My first game, that night in late May, the air heavy and damp and still, the Mediterranean’s soft wash offering no breeze, was not memorable and has been eclipsed by all that has followed. The ball did obtain our inclusion in the men’s game. For a moment, now, I do remember. I remember clearly, partly because of the slightly racist, totally anxious remarks battered into my ear softly by my roommate, that all of the men were black, wearing flip flops and loose shirts and years, like James—who might have been among them. I also remember the sensation of my first kick of the ball. When I lay down my bones in bed each night, I feel in them their day-long yearning for rest, and a certain thankfulness. The first kick of a football is the morning twin of that pleasure. I remember the sensation, stretching muscles unused for weeks; the particular pleasure of that unnatural swing of the leg, unlike the step; the clean contact with leather; the near orgasmic moment at the end of desire and the beginning of play.

I cannot remember what the score was, or if my teammates were at all skilled, or if I even had fun.

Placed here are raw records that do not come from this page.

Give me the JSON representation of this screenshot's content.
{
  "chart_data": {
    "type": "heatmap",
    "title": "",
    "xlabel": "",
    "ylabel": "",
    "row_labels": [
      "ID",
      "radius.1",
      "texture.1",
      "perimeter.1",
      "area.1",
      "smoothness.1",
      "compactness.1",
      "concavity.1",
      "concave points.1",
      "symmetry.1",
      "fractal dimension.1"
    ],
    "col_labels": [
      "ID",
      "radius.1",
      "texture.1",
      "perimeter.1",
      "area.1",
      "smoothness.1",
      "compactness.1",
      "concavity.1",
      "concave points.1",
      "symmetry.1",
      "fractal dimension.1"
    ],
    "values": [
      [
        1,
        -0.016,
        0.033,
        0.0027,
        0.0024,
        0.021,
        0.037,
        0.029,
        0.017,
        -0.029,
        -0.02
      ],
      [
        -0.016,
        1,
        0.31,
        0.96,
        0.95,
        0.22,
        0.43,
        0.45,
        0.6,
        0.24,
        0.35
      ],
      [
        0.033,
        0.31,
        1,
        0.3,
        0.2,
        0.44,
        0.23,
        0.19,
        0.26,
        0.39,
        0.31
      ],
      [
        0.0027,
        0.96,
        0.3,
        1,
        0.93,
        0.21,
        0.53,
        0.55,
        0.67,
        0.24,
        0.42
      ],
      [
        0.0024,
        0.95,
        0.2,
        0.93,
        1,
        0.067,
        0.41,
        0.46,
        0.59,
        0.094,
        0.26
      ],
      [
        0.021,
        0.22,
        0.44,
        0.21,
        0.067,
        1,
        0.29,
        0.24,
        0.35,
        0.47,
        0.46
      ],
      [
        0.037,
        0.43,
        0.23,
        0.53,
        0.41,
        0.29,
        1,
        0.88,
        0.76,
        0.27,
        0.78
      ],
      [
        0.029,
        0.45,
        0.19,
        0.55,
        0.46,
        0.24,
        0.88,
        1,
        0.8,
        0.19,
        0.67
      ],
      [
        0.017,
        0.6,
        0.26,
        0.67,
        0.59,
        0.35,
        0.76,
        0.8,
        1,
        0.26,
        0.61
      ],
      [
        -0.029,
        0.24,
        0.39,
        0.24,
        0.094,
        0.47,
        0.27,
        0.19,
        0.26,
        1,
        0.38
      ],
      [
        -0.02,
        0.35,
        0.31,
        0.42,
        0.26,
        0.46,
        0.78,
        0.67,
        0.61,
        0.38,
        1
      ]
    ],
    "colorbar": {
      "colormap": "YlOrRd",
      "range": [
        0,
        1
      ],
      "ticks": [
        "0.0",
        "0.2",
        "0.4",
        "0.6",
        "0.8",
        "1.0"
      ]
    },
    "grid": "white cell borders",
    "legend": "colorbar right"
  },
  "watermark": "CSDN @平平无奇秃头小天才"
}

My relationship with soccer, I quickly realized, had transcended those contingencies. And it did so quickly and unexpectedly; I knew I loved it, but I didn’t know it had power such that I would come to depend on it, that it would at times be my only grace. If I had, I would have surely brought a ball with me, as all ships these days are stocked with vests. But soccer was more like driftwood. As to those fragments of Home, luck is typical of their discovery, or rather of their transformation from something known to something needed. For me, soccer is Home, everywhere, the maternal and universal womb; it is always desired. The womb is not only protection from the world, but also nourishment from and toward it. Similarly, when I was in Tel-Aviv, soccer functioned as the comfortable place in a discomforting setting in which I could grow and learn about both. This is the only way to know hard things.